Burnt-in subtitle extractor

This project provides a set of basic extraction tools for burnt-in subtitles, i.e. subtitles that are part of the picture itself.

Tools

The burnt-in subtitle extractor consists of four different tools:

locsubtitles locates subtitles within the picture, creates mask files and writes their names to an initial textual subtitle file along with timing information
getsubtitles applies those masks to the picture and writes the averaged out graphical subtitles to a new set of image files
remsubtitles deletes the masked out areas from the input frames and blends in the surrounding colors
ocrsubtitles runs the extracted graphical subtitles through an external OCR and outputs the final textual subtitle file

Examples

The following examples will in part rely on default parameters. You will typically have to provide parameters tuned to your input file. Type e.g. getsubtitles --help for details.

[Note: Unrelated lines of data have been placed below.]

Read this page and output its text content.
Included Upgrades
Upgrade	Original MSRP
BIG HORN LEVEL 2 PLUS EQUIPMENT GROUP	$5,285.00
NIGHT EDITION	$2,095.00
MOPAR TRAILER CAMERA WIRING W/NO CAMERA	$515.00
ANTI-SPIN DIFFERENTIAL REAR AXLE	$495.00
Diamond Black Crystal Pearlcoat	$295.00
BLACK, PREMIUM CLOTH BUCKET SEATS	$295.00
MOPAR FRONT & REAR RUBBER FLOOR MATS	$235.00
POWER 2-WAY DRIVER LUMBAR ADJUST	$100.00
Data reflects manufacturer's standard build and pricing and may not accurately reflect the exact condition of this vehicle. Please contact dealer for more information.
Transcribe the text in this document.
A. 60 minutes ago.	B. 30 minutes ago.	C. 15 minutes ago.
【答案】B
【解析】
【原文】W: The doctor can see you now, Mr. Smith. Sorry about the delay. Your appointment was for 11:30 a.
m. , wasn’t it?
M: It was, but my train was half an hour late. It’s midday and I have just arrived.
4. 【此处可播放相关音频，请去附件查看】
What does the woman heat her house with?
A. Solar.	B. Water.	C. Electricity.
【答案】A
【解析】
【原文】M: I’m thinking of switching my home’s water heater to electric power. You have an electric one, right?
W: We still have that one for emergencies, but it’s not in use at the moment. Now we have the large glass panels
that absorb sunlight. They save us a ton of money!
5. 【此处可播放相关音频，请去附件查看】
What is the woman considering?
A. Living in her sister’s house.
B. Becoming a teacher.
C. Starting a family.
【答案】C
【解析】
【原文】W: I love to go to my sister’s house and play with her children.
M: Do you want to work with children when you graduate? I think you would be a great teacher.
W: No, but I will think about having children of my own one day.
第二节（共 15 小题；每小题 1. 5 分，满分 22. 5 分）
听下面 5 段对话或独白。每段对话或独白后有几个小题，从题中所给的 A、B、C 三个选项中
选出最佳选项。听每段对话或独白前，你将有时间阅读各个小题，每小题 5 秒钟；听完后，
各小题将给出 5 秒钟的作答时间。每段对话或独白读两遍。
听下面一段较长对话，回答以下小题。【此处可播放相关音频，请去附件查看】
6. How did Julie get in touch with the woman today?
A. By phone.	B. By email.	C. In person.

> ffmpeg -i test.flv -f yuv4mpegpipe - | ./locsubtitles > test.sub
> ffmpeg -i test.flv -f yuv4mpegpipe - | ./remsubtitles -s test.sub | ffplay -

How it works

This program relies on several patterns in how subtitles are typically added to videos:

Subtitles typically have borders and a defined text and border color
Subtitles are usually located in the same part of the picture and do not move
- Analysis can be limited to a specified region
This program further relies on the presence of a frame without subtitles between frames with different subtitles

The algorithm then does the following:

For every frame
- Create a text mask that includes all pixels that have the text color
- Expand that text mask in all four directions by the stroke width of the text border
- Create a border mask that includes all pixels that have the border color
- Expand that border mask in all four directions by the stroke width of the text
- Calculate the intersection of both masks
- If the number of pixels in the resulting mask is above a specified threshold
  - (A subtitle has been found)
  - If the previous frame did not have subtitles
    - Mark the start position
    - Otherwise: Set the subtitle mask to the intersection of both frames' subtitle masks
  - Otherwise (no subtitle)
    - If the previous frame had subtitles
      - Write the previous (i.e. the non-empty) subtitle mask to an image file
      - Write start and end time information and the name of the mask file to the subtitle file
When the end of the video has been reached, output any pending information and exit

The OCR component uses the Tesseract engine, which has to be installed on the system. The target language is currently hard-coded to Dutch. This can be changed in the wrapper script.

Prerequisites

The program has been tested with the following setup, only:

GNU/Linux operating system
GNU C++ compiler + Boost libraries
Bash shell + Tesseract OCR
Y4M video streams produced by ffmpeg

Other setups might work.